他下意识地想推开这个熊孩子,但考虑到对方只是个孩子,又硬生生忍住了。
他只是用手臂护住自己的头和胸口,任由那小拳头雨点般地落在身上。
而此时的王大爷,非但没有上前阻止自己的孙子,反而像个打了胜仗的将军一样,站在旁边,一边拍手,一边大声叫好:“打!对!就这么打!打到他让座为止!让他知道知道我们爷孙俩的厉害!”
车厢里的其他乘客都被这突如其来的一幕惊呆了。
几个想上来劝架的人,看到王大爷那副蛮不讲理、为老不尊的样子,又都缩了回去。
多一事不如少一事,谁也不想惹上这种麻烦。
公交车司机也注意到了后车厢的骚乱,他通过后视镜看了一眼,大声喊道:“别打了!车上不准打架!再打我停车报警了啊!”

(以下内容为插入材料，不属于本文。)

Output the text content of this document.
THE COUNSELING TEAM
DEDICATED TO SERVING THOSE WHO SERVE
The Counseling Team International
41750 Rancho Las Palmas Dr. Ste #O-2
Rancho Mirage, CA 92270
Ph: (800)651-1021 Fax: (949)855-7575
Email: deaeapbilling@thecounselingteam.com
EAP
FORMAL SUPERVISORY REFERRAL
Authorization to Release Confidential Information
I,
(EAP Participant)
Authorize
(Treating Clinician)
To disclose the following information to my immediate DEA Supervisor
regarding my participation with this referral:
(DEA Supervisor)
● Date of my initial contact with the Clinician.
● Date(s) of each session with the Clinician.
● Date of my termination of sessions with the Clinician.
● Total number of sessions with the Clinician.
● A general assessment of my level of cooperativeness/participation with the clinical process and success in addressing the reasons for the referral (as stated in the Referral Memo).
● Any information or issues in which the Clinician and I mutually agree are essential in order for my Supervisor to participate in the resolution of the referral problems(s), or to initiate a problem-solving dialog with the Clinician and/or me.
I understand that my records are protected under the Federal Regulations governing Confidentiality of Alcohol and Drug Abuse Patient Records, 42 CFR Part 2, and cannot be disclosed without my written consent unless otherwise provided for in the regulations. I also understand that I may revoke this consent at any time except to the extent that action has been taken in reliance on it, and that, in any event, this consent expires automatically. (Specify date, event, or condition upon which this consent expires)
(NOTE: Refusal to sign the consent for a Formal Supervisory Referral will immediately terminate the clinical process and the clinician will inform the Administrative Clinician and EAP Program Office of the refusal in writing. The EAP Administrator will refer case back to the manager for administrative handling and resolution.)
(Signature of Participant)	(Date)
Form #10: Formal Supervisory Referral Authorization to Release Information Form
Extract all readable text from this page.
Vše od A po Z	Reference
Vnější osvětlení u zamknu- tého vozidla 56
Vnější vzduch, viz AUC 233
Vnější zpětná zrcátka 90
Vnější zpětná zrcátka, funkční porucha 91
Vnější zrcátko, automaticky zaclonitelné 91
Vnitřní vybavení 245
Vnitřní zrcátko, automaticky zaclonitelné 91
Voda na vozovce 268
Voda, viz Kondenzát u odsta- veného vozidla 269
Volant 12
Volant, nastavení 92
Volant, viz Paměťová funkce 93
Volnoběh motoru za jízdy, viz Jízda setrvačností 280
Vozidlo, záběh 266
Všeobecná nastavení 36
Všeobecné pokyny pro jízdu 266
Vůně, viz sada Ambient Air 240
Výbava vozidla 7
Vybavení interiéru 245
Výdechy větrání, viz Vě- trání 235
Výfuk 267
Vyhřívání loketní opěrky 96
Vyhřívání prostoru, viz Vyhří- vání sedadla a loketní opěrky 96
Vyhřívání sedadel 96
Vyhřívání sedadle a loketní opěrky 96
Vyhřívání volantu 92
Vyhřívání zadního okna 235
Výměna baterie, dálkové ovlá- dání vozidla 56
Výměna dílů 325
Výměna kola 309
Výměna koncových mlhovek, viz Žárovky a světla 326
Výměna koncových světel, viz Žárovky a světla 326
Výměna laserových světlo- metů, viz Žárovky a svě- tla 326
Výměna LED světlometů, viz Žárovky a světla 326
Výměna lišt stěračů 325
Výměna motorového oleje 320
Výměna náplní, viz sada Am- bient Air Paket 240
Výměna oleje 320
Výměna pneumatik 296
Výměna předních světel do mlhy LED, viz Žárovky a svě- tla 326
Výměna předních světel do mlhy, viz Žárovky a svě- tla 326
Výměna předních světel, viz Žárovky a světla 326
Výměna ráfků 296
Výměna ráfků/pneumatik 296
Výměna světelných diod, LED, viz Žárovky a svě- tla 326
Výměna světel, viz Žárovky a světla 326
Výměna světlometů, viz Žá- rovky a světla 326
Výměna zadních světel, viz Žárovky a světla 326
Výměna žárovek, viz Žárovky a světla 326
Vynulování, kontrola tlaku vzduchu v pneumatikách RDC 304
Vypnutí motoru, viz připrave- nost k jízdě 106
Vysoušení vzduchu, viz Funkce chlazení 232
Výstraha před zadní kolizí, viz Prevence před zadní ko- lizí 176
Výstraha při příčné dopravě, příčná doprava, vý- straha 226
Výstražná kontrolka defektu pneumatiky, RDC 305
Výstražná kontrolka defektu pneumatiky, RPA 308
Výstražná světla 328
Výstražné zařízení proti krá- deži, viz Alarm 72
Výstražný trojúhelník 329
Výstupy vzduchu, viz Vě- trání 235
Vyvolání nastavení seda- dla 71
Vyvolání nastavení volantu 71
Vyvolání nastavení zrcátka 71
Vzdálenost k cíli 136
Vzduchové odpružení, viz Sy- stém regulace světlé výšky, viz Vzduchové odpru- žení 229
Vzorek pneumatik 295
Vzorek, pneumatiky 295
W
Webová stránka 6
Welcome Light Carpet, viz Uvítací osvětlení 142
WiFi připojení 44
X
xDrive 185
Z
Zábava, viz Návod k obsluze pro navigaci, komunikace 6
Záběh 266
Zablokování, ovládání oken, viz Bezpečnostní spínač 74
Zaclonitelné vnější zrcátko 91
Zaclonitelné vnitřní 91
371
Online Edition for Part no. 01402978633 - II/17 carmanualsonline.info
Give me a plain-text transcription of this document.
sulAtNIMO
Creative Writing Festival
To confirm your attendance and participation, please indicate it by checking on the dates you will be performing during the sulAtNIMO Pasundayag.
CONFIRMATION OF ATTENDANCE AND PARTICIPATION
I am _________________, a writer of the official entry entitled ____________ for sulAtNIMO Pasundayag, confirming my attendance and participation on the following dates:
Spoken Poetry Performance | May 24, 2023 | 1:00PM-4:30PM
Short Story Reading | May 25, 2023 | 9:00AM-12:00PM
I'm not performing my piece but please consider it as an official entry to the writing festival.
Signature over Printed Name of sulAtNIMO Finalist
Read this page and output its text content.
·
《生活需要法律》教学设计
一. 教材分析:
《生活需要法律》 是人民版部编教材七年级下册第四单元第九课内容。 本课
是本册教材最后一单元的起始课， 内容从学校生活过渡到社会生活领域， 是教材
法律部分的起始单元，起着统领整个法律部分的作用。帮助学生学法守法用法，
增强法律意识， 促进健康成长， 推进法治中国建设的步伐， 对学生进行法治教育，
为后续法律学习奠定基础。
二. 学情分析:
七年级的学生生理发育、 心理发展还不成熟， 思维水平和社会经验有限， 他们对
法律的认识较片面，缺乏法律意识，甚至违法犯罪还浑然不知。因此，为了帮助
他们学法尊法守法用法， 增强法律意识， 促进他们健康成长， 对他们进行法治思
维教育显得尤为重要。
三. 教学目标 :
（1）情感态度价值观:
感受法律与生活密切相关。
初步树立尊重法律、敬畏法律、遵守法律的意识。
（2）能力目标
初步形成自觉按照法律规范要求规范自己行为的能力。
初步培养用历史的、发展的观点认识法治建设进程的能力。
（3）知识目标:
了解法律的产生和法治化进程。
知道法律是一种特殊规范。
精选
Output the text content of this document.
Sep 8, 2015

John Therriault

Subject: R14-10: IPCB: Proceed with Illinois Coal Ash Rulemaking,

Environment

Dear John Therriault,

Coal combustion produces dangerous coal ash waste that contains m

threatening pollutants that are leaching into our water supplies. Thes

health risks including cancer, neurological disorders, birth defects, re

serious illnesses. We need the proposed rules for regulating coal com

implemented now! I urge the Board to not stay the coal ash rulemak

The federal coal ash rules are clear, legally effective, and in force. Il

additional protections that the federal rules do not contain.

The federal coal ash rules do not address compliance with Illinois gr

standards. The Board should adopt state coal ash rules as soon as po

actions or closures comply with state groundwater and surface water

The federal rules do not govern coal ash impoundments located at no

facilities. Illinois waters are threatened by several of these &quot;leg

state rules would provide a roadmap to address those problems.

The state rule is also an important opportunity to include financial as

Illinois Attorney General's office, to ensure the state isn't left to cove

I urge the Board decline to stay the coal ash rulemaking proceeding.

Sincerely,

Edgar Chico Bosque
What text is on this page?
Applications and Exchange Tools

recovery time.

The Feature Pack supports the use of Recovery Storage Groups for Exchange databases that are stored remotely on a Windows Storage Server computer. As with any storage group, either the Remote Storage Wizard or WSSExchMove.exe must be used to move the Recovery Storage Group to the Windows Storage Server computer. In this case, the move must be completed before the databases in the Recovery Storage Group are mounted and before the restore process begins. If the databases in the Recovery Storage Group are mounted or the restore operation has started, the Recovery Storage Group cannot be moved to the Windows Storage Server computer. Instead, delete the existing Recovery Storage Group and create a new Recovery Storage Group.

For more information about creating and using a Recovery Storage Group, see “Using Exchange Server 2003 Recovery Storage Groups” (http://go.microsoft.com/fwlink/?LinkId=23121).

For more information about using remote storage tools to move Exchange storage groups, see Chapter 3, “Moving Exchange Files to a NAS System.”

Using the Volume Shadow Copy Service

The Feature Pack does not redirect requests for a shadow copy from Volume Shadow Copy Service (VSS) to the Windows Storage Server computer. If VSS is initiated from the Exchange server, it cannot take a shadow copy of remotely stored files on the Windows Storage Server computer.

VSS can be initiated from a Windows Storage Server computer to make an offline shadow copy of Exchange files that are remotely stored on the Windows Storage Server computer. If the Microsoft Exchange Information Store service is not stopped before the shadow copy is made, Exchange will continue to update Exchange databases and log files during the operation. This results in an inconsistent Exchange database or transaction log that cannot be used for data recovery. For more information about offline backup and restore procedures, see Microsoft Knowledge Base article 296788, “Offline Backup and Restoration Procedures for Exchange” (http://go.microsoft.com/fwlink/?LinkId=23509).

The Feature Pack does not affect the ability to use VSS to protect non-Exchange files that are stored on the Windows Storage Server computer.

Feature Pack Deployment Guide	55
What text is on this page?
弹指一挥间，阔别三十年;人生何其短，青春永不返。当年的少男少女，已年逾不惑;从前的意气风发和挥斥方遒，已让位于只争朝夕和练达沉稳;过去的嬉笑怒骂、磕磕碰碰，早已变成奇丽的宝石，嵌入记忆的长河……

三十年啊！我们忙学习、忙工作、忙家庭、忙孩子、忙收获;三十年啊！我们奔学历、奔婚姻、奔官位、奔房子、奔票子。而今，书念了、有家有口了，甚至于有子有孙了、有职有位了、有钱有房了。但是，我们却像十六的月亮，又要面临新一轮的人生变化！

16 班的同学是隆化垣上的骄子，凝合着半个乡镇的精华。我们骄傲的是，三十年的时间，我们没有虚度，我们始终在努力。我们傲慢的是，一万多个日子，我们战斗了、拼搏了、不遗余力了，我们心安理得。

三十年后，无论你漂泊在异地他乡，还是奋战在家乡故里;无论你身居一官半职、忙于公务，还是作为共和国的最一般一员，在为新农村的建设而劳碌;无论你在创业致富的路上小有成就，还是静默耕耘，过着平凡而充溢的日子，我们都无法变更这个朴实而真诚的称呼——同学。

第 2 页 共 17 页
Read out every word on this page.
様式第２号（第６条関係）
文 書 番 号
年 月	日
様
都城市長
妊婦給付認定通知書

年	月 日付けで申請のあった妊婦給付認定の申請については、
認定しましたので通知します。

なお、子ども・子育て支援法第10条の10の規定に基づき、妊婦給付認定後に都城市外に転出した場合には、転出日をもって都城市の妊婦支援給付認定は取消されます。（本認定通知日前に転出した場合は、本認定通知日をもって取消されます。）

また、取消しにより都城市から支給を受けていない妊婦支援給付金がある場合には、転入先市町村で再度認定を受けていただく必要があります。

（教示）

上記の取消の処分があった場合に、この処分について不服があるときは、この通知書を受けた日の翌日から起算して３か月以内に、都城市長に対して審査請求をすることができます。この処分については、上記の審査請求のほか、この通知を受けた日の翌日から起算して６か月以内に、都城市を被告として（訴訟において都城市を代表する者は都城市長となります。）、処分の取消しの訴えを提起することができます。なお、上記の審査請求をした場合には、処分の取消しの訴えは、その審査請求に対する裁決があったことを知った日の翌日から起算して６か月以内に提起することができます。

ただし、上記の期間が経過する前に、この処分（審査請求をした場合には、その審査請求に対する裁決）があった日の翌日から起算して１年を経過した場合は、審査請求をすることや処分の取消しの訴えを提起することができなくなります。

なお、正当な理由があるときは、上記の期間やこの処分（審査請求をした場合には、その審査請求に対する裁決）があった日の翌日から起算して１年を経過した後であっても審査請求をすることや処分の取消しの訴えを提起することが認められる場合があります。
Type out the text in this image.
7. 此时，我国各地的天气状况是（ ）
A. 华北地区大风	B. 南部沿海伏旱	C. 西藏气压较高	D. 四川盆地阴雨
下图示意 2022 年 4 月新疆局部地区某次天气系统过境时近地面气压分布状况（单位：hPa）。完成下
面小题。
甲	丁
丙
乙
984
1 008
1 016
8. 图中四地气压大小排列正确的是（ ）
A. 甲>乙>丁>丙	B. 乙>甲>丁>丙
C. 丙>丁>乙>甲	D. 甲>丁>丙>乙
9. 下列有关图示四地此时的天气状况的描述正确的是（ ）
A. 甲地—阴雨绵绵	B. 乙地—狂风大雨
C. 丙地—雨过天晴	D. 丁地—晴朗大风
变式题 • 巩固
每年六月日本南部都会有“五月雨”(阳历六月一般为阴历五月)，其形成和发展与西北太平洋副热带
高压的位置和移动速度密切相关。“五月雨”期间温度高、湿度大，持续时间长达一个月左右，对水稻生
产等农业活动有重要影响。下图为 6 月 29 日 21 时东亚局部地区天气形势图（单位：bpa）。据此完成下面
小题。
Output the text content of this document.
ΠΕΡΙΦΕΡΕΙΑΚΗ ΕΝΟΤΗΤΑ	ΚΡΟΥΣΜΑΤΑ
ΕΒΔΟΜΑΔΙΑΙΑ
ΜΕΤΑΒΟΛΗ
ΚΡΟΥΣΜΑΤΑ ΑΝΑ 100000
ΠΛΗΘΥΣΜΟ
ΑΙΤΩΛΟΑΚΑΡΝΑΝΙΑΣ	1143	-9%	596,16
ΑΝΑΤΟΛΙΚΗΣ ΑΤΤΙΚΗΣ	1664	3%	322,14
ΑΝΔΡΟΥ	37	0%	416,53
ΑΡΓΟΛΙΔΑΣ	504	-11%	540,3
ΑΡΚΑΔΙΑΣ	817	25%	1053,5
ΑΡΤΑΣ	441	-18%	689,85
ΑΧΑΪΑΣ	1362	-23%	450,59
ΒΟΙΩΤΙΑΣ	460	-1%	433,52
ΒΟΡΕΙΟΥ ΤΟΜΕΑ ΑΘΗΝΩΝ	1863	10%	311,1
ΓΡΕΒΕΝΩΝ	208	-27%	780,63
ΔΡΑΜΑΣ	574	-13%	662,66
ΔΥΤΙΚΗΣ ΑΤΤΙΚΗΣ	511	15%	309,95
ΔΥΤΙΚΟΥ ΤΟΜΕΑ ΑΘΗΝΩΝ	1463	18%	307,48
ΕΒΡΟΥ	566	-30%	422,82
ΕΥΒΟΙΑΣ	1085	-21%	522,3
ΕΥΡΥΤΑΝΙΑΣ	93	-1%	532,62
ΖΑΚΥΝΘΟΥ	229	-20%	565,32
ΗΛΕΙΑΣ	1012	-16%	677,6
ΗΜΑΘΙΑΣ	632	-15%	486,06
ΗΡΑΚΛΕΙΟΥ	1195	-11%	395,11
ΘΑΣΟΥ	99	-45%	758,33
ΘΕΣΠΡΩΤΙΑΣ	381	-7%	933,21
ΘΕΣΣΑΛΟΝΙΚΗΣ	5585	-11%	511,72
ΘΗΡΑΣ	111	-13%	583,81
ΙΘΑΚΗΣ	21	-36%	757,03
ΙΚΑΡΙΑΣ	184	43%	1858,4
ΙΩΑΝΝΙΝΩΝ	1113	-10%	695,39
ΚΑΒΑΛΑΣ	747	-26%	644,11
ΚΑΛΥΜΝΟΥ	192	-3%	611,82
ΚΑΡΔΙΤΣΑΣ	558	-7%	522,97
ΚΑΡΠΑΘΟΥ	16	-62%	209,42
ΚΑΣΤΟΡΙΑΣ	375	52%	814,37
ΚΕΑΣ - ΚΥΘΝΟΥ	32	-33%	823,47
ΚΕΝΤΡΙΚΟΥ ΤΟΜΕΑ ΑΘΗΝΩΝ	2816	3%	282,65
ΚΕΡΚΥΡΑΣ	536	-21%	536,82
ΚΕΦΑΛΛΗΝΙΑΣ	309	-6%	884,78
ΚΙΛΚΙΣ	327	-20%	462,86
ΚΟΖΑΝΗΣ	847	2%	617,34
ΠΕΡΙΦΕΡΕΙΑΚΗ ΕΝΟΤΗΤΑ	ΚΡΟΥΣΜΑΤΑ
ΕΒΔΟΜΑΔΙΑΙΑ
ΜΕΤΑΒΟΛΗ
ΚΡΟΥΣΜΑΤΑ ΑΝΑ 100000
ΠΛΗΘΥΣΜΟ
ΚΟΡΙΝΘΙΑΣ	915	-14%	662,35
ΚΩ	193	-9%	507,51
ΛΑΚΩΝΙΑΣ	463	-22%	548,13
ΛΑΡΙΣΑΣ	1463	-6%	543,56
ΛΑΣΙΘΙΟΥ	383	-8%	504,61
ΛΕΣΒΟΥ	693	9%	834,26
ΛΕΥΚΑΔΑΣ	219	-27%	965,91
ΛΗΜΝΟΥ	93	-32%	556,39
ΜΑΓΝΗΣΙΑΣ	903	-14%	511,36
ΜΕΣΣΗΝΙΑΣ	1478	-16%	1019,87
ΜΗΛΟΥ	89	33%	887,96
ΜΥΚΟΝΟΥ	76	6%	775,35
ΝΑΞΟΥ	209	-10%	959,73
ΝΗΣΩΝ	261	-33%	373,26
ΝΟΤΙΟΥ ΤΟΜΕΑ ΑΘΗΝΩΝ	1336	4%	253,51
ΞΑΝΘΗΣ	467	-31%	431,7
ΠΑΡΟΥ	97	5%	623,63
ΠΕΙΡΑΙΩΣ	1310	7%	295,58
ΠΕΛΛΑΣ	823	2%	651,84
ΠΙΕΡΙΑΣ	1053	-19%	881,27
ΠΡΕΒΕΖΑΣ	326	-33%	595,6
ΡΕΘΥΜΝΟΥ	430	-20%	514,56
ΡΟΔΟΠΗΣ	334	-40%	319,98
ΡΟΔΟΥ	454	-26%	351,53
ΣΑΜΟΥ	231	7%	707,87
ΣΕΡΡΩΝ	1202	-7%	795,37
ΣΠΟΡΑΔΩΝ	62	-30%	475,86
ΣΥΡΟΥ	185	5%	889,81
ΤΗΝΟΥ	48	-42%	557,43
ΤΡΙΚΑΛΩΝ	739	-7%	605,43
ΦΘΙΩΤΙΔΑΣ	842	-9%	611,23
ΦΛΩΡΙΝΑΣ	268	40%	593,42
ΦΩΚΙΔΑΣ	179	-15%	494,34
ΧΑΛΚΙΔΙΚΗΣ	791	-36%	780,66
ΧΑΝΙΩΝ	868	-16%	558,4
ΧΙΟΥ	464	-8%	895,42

但他的警告,对于正处在“胜利”亢奋中的王大爷和正在施暴的小宝来说,根本毫无作用。
小宝见林凡只防守不还手,胆子更大了。
他开始手脚并用,对着林凡的腿和肚子又踢又踹。
林凡的脸色越来越沉。
他护着身体的手臂上,已经被捶得有些发红。
牛仔裤上,也留下了几个灰色的鞋印。
他能感觉到周围乘客的目光,那些目光里充满了同情、无奈和一丝幸灾乐祸。
他觉得既屈辱又可笑。
就在这时,小宝一脚踹在了他抱在怀里的双肩包上。
这一脚,仿佛触动了某个开关。
一直默默忍受的林凡,身体突然停止了所有的防御动作。
他任由小宝的拳脚落在自己身上,脸上却慢慢地,慢慢地,浮现出了一丝极其诡异的笑容。
那笑容里,没有愤怒,没有痛苦,反而带着一种如释重负般的轻松,和一丝让人不寒而栗的冰冷。
他笑了。
他一边笑,一边缓缓地,用一种近乎仪式感的动作,将手伸进了怀里的双肩包。
周围的乘客都愣住了,不明白这个一直挨打的年轻人为什么会突然笑起来。
王大爷的叫好声也停了下来,他有些警惕地看着林凡,不知道他要干什么。
正在拳打脚踢的小宝也停下了动作,被林凡这奇怪的反应弄得有点不知所措。
在整个车厢近乎凝固的寂静中,林凡从双肩包里,抽出了那个牛皮纸的档案袋。
他用两根手指夹着档案袋,轻轻晃了晃,然后抬起头,目光越过那个愣住的孩子,直直地看向满脸错愕的王大爷。
他脸上的笑容扩大,露出一口洁白的牙齿,轻声说道:“你们打完了?那……该我了吧?”